The reflections were in the whole abstract, but I knew I wanted to take them further into abstraction. I conceived of the idea of isolating some of the more interesting window panes, and reconstructing them into a facsimile of a building that would only hint at the original construction.

The work started by painstakingly re-photographing tiny sections of the 35mm transparency I made at the scene, then enlarging each into individual prints. Those individual prints where then mounted and secured into an aluminum structure that was meant to evoke how a modern skyscraper is constructed.

Each “pane” in the work is a different view of the entire reflection, and therefore each is unique.

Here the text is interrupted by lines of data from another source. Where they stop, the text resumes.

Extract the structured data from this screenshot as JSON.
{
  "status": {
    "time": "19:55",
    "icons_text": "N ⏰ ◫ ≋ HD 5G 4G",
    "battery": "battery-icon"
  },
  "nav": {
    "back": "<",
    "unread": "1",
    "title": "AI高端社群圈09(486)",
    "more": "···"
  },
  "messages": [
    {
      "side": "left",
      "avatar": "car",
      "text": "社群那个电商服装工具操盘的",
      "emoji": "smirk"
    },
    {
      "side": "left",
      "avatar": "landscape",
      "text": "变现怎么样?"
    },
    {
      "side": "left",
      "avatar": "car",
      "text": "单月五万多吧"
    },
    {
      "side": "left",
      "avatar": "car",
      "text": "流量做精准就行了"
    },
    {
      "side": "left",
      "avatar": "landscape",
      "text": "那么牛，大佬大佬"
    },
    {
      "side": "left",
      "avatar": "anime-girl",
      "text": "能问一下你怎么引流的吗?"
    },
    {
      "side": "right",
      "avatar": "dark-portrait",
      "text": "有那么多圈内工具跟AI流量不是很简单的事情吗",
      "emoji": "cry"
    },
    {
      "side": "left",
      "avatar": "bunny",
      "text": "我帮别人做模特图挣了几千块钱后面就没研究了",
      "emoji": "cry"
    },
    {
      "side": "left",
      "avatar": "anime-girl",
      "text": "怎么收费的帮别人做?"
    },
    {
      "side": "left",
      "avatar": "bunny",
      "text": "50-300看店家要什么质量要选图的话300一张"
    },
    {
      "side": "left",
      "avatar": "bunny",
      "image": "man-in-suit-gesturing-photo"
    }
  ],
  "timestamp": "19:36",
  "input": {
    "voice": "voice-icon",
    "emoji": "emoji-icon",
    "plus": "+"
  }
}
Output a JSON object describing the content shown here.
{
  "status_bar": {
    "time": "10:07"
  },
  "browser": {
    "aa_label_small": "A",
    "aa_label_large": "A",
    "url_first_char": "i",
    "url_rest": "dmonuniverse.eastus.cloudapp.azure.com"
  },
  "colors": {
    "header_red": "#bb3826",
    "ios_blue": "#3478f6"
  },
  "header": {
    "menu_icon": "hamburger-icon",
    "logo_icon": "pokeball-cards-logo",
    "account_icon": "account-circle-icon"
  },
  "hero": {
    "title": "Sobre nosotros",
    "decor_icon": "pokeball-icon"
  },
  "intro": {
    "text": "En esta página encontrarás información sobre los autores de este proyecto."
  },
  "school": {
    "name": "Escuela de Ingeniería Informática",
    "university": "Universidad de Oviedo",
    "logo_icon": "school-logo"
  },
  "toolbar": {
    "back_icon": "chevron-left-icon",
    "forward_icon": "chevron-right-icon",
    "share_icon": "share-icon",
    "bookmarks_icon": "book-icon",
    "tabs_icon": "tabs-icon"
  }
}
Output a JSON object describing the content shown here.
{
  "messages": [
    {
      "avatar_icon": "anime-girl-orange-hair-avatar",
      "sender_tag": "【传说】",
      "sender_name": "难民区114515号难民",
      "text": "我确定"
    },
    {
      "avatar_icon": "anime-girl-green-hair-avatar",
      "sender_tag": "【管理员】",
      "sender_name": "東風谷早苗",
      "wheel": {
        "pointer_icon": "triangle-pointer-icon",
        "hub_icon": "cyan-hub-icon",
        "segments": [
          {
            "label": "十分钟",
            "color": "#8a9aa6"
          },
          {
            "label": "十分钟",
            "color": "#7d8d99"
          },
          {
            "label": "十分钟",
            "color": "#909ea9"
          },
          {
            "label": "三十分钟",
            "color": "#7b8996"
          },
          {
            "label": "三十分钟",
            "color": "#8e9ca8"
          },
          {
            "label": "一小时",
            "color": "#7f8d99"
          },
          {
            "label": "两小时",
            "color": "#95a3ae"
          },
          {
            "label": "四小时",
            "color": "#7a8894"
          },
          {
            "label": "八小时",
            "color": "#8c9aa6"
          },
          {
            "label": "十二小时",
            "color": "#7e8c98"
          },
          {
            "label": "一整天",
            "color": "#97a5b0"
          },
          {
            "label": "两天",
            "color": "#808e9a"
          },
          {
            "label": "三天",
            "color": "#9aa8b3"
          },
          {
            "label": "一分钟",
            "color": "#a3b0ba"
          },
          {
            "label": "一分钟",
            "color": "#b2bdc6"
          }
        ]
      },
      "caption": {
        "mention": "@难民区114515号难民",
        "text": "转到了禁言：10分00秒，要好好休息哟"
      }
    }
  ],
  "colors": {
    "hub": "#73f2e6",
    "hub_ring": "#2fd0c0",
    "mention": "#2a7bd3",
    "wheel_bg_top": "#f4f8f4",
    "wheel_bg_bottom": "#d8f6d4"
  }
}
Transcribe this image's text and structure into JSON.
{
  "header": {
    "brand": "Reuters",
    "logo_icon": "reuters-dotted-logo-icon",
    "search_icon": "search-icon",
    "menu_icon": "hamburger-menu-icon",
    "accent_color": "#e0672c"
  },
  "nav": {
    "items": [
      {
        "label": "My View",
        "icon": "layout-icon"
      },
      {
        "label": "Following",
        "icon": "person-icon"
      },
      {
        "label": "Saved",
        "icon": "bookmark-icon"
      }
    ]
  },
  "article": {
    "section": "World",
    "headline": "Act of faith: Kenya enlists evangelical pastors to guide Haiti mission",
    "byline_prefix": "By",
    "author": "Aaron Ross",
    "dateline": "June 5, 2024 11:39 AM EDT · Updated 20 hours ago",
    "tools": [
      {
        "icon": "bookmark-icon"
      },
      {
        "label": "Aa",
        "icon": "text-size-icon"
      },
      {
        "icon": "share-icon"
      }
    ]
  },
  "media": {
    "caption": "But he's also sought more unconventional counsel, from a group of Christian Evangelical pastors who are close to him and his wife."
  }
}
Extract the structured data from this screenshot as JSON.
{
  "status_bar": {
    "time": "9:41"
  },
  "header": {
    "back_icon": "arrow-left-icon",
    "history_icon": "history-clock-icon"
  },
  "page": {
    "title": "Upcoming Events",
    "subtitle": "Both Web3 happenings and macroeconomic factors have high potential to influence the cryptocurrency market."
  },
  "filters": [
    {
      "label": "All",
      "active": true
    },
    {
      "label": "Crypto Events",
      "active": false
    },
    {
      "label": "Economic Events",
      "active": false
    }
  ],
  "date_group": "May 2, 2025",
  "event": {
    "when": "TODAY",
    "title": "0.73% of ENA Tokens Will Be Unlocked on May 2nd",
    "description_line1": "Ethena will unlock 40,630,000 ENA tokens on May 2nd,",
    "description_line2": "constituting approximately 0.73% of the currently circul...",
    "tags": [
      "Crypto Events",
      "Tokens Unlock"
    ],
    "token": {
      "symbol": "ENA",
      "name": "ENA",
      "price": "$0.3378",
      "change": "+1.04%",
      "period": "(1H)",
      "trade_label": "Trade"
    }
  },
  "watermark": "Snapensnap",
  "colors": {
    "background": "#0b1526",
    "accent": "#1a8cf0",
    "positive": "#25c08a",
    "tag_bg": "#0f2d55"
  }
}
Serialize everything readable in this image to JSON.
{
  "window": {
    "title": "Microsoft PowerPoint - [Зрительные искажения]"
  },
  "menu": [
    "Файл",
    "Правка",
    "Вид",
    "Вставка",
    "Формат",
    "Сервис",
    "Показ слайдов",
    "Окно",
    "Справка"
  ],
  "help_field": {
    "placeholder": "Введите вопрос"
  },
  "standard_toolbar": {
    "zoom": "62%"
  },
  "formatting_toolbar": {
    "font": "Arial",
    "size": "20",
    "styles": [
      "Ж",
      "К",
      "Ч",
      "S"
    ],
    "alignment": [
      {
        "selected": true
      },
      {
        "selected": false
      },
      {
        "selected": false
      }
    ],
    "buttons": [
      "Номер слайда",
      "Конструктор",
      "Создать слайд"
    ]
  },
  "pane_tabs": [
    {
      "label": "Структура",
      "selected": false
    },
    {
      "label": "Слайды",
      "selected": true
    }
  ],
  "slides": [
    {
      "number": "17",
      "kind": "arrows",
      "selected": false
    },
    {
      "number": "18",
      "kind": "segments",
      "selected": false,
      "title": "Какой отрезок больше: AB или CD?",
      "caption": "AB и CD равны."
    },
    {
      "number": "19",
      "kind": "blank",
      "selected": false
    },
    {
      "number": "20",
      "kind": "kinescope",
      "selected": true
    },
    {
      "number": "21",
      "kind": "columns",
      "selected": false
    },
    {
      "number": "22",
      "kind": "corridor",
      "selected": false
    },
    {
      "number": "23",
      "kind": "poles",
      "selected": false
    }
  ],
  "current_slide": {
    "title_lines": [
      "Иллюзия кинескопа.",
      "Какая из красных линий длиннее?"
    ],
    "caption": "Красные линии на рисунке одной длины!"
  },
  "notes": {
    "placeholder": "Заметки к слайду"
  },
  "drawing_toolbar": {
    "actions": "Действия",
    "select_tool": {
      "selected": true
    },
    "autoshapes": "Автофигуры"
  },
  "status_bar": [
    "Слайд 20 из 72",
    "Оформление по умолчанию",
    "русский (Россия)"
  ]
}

But it is in the mosaic that the suggestion of a building appears, even as the images themselves look less and less like a building as one gets closer to the piece.

The scale of the work — 31” x 82” — was dictated by that facet of the abstraction. In most photographic abstractions, the image as a whole (as if viewed from across the room) doesn’t appear to be familiar. That’s one of the aims of abstraction, to make the familiar seem unfamiliar. In such pictures the work becomes more familiar the closer you get, as you start to see the constituents of the whole image. You personally  may not know exactly what the subject(s) was, but you can see that it would be recognizable to someone.

I wanted to do the opposite: to make a work that at a distance looks like something that seems like it might be familiar, but as you move closer to verify your “hunch” it becomes less and less recognizable until  you come right up to the work — when it seems to dissolve into nothing more than colorful shards, with barely any structure at all. 

In order to get that effect, each image needed to be of sufficient size as to enhance the grain from the original transparency. After much experimentation, I determined the size of prints I needed, and the result is the smallest they (and the work as a whole) could be and still deliver the effect I wanted. 

As you move closer to the work, then, what you think you saw seems to disappear, like our dreams in the light of day. That’s why it’s called “Castle Dream”!